I was grasping to feel useful because I couldn’t physically do much. For so many years, plowing my way through life got me through. I worked longer and harder than most. Working was my outlet and physical work was my escape. I could avoid the inner work that had to be done if I just did a shit ton of outer work. Busy work.
"I could avoid the inner work that had to be done if I just did a shit ton of outer work."
It’s been 1 year and 7 months since my initial injury. I finally got to see a specialist about my feet. I felt bad going in. I felt worse coming out. I just got cortisone shots to both of my feet because of the diagnosis of Bilateral Plantar Fasciitis. I was ECSTATIC even though I knew it would be painful because I was promised “immediate relief.”
Now, how many days would you consider immediate relief? Maybe one, two, or four? Well, I have been injured for over a year, so maybe seven days? It had been twenty days before I finally almost feel better enough to feel just as bad as when I went in. Day 3-5 was a little better and things had to be done around the house, so I plowed again. This rendered me immobile for two days.
"Working was my outlet and physical work was my escape. I could avoid the inner work that had to be done if I just did a shit ton of outer work. Busy work."
In this process of healing, I’m eating the healthiest I ever have eaten. I eat whole foods, very little processed foods, nearly no dairy, no refined sugar, and hardly drink any alcohol at all. I could also no longer avoid doing A LOT of soul healing - my inner work, making me the overall healthiest I’ve ever been. My muscles are flimsy because I haven’t been able to work/workout in over a year and my weight has increased because, again, emotional eating, and I’m not burning fat like I used to. But, I’m the happiest I’ve ever been, even with half the physical ability I was accustomed to in my lifetime.
I have learned that taking time for self-care and healing does not make me useless or less lovable. Taking time to help myself or asking for help from others does not make me weak. Being careful with how I handle my vehicle, my body, does not make me a party pooper. All the things and time I take for myself is necessary for my wellbeing.
I asked a friend, who is also a life coach, advice for what to do next with my life. She asked what I know I can do. Well, I know I can write and help others with writing. I’ve done it for a decade now. But, how do I make that a business. She introduced me to copywriting.

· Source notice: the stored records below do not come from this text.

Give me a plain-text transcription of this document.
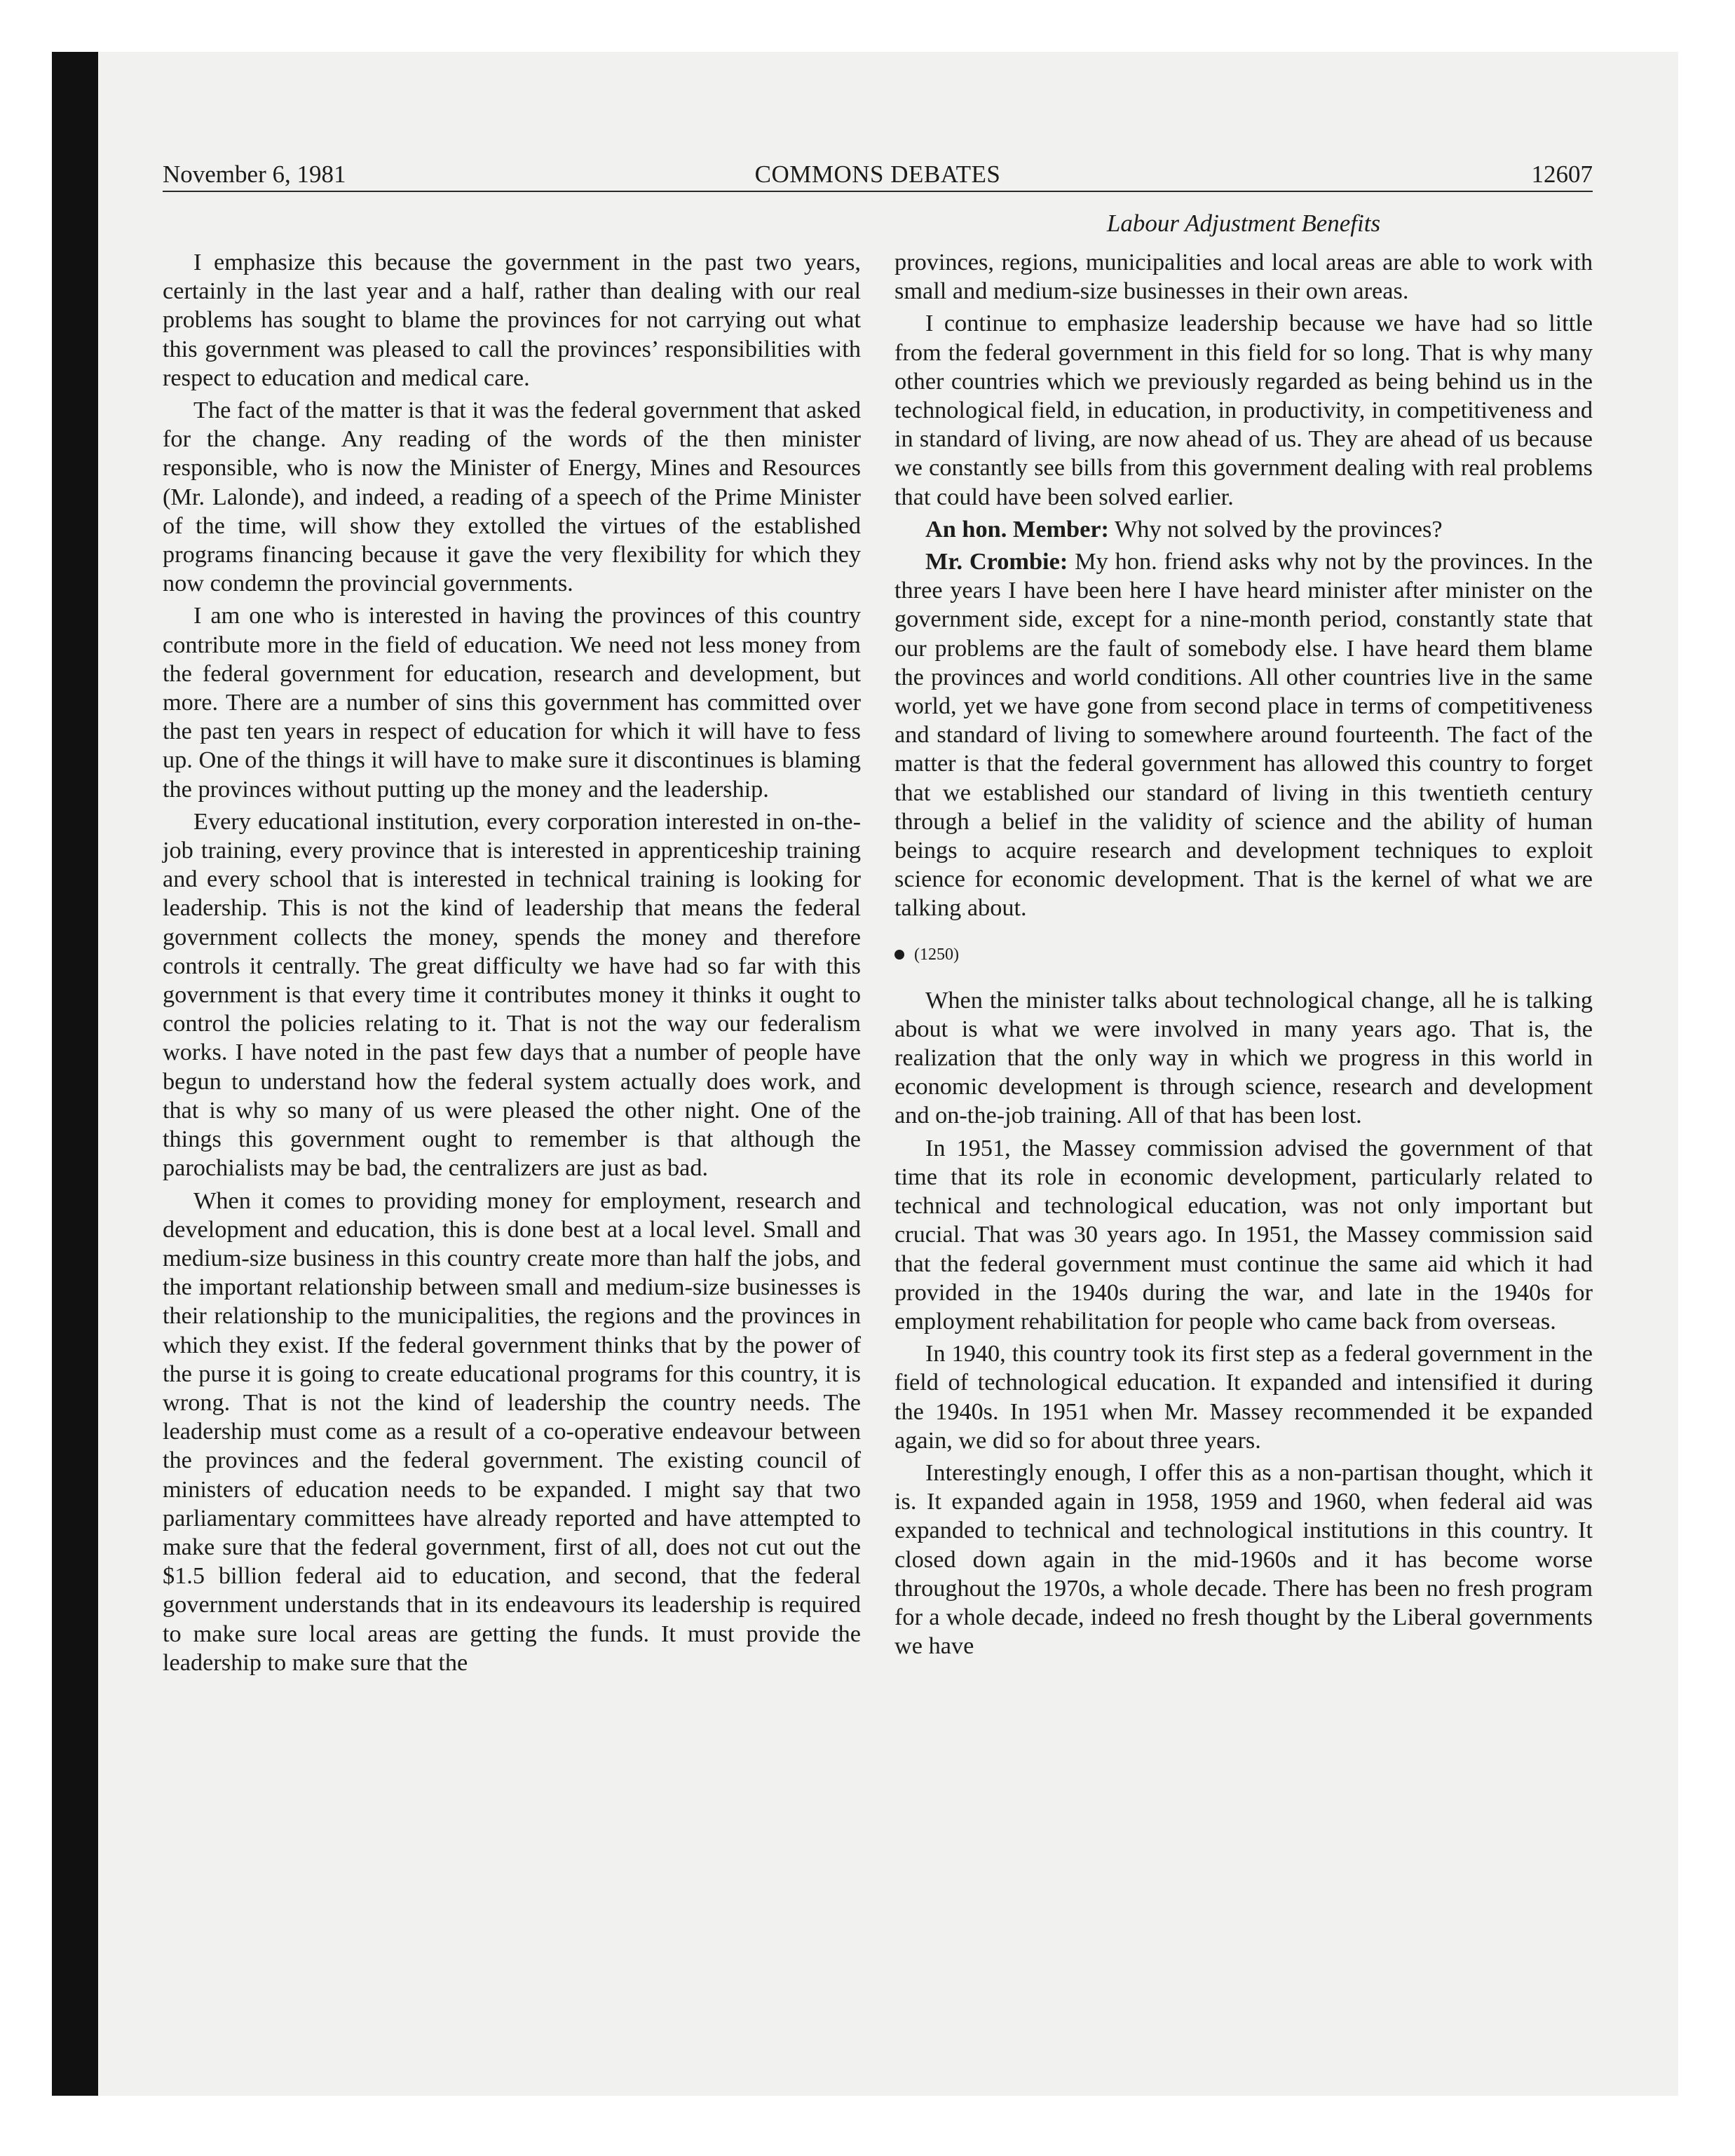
November 6, 1981	COMMONS DEBATES	12607
Labour Adjustment Benefits

I emphasize this because the government in the past two years, certainly in the last year and a half, rather than dealing with our real problems has sought to blame the provinces for not carrying out what this government was pleased to call the provinces’ responsibilities with respect to education and medical care.

The fact of the matter is that it was the federal government that asked for the change. Any reading of the words of the then minister responsible, who is now the Minister of Energy, Mines and Resources (Mr. Lalonde), and indeed, a reading of a speech of the Prime Minister of the time, will show they extolled the virtues of the established programs financing because it gave the very flexibility for which they now condemn the provincial governments.

I am one who is interested in having the provinces of this country contribute more in the field of education. We need not less money from the federal government for education, research and development, but more. There are a number of sins this government has committed over the past ten years in respect of education for which it will have to fess up. One of the things it will have to make sure it discontinues is blaming the provinces without putting up the money and the leadership.

Every educational institution, every corporation interested in on-the-job training, every province that is interested in apprenticeship training and every school that is interested in technical training is looking for leadership. This is not the kind of leadership that means the federal government collects the money, spends the money and therefore controls it centrally. The great difficulty we have had so far with this government is that every time it contributes money it thinks it ought to control the policies relating to it. That is not the way our federalism works. I have noted in the past few days that a number of people have begun to understand how the federal system actually does work, and that is why so many of us were pleased the other night. One of the things this government ought to remember is that although the parochialists may be bad, the centralizers are just as bad.

When it comes to providing money for employment, research and development and education, this is done best at a local level. Small and medium-size business in this country create more than half the jobs, and the important relationship between small and medium-size businesses is their relationship to the municipalities, the regions and the provinces in which they exist. If the federal government thinks that by the power of the purse it is going to create educational programs for this country, it is wrong. That is not the kind of leadership the country needs. The leadership must come as a result of a co-operative endeavour between the provinces and the federal government. The existing council of ministers of education needs to be expanded. I might say that two parliamentary committees have already reported and have attempted to make sure that the federal government, first of all, does not cut out the $1.5 billion federal aid to education, and second, that the federal government understands that in its endeavours its leadership is required to make sure local areas are getting the funds. It must provide the leadership to make sure that the

provinces, regions, municipalities and local areas are able to work with small and medium-size businesses in their own areas.

I continue to emphasize leadership because we have had so little from the federal government in this field for so long. That is why many other countries which we previously regarded as being behind us in the technological field, in education, in productivity, in competitiveness and in standard of living, are now ahead of us. They are ahead of us because we constantly see bills from this government dealing with real problems that could have been solved earlier.

An hon. Member: Why not solved by the provinces?

Mr. Crombie: My hon. friend asks why not by the provinces. In the three years I have been here I have heard minister after minister on the government side, except for a nine-month period, constantly state that our problems are the fault of somebody else. I have heard them blame the provinces and world conditions. All other countries live in the same world, yet we have gone from second place in terms of competitiveness and standard of living to somewhere around fourteenth. The fact of the matter is that the federal government has allowed this country to forget that we established our standard of living in this twentieth century through a belief in the validity of science and the ability of human beings to acquire research and development techniques to exploit science for economic development. That is the kernel of what we are talking about.

(1250)

When the minister talks about technological change, all he is talking about is what we were involved in many years ago. That is, the realization that the only way in which we progress in this world in economic development is through science, research and development and on-the-job training. All of that has been lost.

In 1951, the Massey commission advised the government of that time that its role in economic development, particularly related to technical and technological education, was not only important but crucial. That was 30 years ago. In 1951, the Massey commission said that the federal government must continue the same aid which it had provided in the 1940s during the war, and late in the 1940s for employment rehabilitation for people who came back from overseas.

In 1940, this country took its first step as a federal government in the field of technological education. It expanded and intensified it during the 1940s. In 1951 when Mr. Massey recommended it be expanded again, we did so for about three years.

Interestingly enough, I offer this as a non-partisan thought, which it is. It expanded again in 1958, 1959 and 1960, when federal aid was expanded to technical and technological institutions in this country. It closed down again in the mid-1960s and it has become worse throughout the 1970s, a whole decade. There has been no fresh program for a whole decade, indeed no fresh thought by the Liberal governments we have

I have learned to harvest my creative energy to start writing, start helping businesses that want help. I’m using my gift to help people who are putting their energy towards helping others. For those that are soul searching, I want their journey to be easier than mine. Isn’t that what it’s all about: paving the way for the next person to have an easier go at life, to uplift and help humanity? Well, I’m making that my focus now. I have to.
"Taking time to help myself or asking for help from others does not make me weak."
I can’t plow anymore, nor should I. My future years come will be one of feeling what is good for me and sticking to it.
I’m ready to heal and I’m ready to help. Cheers to whichever comes first.